Liberal Democrat member

Markets are flourishing

So it looks like the Market Walks extension in Chorley is going ahead.

I think the idea of extra parking in the area which was cleared, following the fire at the Amalfi restaurant, will eliminate what has become a ‘grot spot’ in the town centre.

Perhaps it would make sense to move the disabled parking slots outside the Post Office to that new area, releasing these for general parking. These have always been in a bad situation as those who are disabled find it extremely difficult with the proximity of the railings on the driver’s side.

The opening up of Market Street, with the 30-minute limited parking, has breathed new life into the area. If this is closed to facilitate the moving of the Flat Iron market, it would be a retrograde step.

Our town markets are flourishing and the addition of a mixed market on Mondays is another improvement which I am sure will bring added benefit to all, shoppers and stall holders alike. No wonder the out of town supermarkets are facing problems, when bargains and value for money are available on our excellent markets.

Long may it continue!

Graham Archer, Chorley

Put our MPs on minimum wage

An employee on the minimum wage next year, when increased to £7.20 an hour, will earn, if they get 40 hours a week, £288 before tax and national insurance deducted, totalling a year salary, if full time, of £14,976.

Where does the government get the average wage in the UK to be £26,000, which is £12.50 an hour if on 40 hours a week?

You’d be lucky if tradesmen earn that amount.

You can guarantee when the National Minimum Wage (NMW) increases, there will be cutbacks to hours worked and full-time staff, creating more part-time work. Put politicians on the NMW and paid-for hours and see if they can be bothered to turn up at work – it could increase as they wouldn’t get out of bed for £7.20 per hour.

G Ellison, address supplied

The need for kinder politics

I am not nor ever have been a member of the Labour (or any other) party. But I do agree with Mr Corbyn that we need a kinder and more grown up politics and economics which enshrine and enact those values which I believe are shared by most British citizens, regardless of how they vote: good manners, honesty, hard work, hospitality, tolerance and fairness.

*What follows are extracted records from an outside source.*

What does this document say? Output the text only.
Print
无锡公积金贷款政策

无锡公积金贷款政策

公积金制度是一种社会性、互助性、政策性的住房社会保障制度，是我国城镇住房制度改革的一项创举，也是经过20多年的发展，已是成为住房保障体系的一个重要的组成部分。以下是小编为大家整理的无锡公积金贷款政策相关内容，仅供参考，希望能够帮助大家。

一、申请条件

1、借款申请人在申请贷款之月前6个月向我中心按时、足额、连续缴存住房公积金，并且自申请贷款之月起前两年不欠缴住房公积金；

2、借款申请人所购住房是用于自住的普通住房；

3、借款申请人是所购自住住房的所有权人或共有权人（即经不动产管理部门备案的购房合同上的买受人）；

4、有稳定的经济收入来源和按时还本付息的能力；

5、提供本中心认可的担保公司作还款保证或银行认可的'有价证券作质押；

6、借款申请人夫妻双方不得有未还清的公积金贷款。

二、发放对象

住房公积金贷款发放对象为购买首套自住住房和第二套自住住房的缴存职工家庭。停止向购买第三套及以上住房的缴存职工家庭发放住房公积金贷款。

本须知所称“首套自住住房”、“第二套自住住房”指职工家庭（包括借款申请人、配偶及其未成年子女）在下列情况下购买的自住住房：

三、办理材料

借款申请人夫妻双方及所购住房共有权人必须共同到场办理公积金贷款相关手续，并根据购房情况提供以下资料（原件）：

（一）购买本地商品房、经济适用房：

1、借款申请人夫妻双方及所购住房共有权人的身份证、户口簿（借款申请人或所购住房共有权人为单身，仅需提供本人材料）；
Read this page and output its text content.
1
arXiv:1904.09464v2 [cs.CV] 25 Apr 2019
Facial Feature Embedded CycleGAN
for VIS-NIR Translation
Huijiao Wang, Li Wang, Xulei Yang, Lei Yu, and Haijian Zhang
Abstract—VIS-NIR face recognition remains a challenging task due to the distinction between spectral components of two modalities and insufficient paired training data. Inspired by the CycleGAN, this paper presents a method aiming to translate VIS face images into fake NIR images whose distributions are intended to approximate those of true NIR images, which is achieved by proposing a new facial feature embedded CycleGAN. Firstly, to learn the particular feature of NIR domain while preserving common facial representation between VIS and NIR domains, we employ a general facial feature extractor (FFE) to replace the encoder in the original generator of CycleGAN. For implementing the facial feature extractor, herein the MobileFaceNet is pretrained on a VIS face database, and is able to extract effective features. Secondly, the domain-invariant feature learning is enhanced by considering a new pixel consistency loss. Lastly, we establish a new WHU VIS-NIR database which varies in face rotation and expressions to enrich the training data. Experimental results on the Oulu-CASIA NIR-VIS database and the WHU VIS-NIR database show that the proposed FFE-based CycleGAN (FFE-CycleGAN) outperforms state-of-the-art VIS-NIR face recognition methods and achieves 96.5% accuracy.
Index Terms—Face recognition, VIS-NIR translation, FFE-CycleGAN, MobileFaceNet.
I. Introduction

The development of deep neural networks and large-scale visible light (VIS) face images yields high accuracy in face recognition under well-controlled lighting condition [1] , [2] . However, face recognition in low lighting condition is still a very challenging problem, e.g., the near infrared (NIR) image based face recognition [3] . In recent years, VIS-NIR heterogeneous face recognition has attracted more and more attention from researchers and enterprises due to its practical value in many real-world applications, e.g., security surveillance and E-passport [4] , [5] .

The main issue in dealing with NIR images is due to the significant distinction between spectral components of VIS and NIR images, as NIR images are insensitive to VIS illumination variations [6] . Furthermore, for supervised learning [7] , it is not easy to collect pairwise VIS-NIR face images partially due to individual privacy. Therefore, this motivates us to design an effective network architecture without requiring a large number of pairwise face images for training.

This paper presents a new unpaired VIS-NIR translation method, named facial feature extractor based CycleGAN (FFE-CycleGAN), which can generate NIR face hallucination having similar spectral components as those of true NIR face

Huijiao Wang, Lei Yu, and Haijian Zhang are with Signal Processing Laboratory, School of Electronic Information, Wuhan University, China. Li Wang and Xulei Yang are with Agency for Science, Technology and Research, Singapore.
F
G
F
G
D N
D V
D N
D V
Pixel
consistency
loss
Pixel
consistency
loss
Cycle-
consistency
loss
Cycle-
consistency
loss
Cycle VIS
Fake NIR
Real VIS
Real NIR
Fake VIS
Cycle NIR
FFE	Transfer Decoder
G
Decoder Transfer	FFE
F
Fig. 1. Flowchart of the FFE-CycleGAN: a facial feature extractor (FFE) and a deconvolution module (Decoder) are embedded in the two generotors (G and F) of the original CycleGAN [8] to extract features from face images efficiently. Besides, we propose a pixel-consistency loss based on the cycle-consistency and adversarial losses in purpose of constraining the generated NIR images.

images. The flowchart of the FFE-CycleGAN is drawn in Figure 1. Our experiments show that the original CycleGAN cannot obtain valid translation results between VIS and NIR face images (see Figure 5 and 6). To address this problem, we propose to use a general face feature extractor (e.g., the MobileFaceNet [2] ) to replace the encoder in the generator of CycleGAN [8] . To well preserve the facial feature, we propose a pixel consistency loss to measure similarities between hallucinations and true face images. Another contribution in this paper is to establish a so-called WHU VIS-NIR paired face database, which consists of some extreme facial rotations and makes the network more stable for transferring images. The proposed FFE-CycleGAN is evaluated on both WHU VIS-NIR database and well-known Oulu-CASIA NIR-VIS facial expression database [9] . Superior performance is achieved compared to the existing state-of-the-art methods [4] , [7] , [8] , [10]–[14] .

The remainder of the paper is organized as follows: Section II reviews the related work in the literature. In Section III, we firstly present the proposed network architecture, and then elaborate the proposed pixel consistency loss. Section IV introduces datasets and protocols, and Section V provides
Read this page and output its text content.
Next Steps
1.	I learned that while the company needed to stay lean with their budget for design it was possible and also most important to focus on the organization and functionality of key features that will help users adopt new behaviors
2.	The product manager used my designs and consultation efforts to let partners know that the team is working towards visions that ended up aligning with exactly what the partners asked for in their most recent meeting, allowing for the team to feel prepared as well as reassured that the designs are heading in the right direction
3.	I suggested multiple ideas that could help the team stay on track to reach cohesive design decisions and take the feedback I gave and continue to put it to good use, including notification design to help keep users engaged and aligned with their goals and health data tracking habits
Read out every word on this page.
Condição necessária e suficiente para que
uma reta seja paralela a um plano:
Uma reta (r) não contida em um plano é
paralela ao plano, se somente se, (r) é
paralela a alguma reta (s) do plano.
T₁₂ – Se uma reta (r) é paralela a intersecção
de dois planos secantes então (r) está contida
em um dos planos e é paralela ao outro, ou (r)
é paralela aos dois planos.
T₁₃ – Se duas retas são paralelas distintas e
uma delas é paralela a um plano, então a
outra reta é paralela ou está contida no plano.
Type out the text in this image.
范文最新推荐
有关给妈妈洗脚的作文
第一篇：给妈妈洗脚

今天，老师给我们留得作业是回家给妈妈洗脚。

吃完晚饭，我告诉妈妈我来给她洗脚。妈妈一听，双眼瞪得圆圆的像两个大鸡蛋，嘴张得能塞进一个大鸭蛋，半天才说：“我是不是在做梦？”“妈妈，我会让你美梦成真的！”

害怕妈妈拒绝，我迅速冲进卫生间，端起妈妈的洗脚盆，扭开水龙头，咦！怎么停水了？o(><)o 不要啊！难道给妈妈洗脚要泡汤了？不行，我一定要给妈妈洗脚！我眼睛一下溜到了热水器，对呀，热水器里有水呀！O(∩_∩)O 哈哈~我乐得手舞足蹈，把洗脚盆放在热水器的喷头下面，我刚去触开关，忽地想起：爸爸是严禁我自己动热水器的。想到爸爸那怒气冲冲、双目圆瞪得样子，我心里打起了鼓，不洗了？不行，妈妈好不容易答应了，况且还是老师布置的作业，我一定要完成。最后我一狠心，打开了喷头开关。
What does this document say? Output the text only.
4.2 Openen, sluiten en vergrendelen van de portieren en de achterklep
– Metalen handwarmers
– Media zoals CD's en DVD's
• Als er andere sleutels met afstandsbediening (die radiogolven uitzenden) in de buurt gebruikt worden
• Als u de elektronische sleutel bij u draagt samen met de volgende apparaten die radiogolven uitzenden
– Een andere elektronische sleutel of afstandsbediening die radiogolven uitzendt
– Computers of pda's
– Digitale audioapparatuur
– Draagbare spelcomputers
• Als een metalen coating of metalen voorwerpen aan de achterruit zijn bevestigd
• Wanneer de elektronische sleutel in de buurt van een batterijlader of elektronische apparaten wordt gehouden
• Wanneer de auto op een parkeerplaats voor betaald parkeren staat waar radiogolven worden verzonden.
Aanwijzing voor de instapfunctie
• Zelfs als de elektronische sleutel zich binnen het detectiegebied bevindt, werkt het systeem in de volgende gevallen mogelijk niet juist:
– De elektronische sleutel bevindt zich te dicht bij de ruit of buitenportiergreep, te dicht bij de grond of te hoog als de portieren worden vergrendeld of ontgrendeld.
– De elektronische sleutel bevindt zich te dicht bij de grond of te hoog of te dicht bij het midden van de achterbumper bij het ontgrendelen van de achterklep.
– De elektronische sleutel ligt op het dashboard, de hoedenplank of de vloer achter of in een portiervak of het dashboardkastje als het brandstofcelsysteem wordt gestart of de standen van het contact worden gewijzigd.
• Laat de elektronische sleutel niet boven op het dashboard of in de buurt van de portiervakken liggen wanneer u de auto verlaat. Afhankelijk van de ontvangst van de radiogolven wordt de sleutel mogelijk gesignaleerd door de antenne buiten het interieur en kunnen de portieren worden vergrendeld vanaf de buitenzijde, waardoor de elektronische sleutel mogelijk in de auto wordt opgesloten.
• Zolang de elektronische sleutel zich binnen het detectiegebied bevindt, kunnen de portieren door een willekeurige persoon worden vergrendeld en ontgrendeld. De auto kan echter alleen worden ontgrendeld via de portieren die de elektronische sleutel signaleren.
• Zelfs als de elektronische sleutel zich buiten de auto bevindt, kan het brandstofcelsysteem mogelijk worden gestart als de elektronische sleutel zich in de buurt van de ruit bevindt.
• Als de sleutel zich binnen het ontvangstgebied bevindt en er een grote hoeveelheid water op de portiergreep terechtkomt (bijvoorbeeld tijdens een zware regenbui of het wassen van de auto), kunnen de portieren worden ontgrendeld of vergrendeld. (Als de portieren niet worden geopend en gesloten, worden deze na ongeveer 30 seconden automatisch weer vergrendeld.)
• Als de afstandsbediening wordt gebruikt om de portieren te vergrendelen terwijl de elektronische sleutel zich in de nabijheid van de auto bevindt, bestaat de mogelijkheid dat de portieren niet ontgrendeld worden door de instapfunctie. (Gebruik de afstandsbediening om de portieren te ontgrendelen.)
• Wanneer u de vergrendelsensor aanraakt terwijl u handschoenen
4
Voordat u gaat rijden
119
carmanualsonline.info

The strong and simple values that most of us grew up with, and which are not enshrined in our current politics.

Tony Green, address supplied

Is bio-fuel

the answer?

In the media, it is reported an estimated 6,000 people a

year are dying in this country, directly or indirectly from air pollution.

The recent scandals which have over taken diesel cars have left us with a big headache, quite literally from the vehicle fumes we are breathing.

Former Transport Minister John Prescott imposed the same levels of duty on bio-diesel we have on ordinary diesel fuel.

Lord Prescott killed off the embryonic bio-diesel industry just as it started.

We have to solve the diesel fumes emission problems caused by certain individuals in motor companies allegedly fixing their vehicle tests.

We could again sell bio-diesel in large quantities in our cities.

Couldn’t this be achieved immediately by George Osborne removing the duty Prescott imposed on bio-diesel?

Then at least we can breathe again.

Nigel F Boddy via email

Trash islands in the oceans

There are now so many plastic bags in the world’s oceans that they form huge garbage islands.

Some of these islands are bigger than the size of France.

Plastic bags are responsible for the death of many land and sea creatures.

England is finally following the rest of the UK and introducing a five pence levy to be charged by all businesses with a staff greater than 250 employees.

This scheme has already proved itself with the public in Wales, Northern Ireland and Scotland.

In their 2015 Manifesto, the Green Party pledged to do away with damaging incineration and landfill and to boost spending on recycling and responsible waste disposal by 50 per

cent.

Greens would stop sending food waste to landfill and instead invest in biogas plants, using anaerobic digestion of waste to produce electricity and bio-fertiliser.

Let’s hope that future legislation on the vital issues of waste and recycling will be faster than the current slow steps to remove plastic bags from our lives.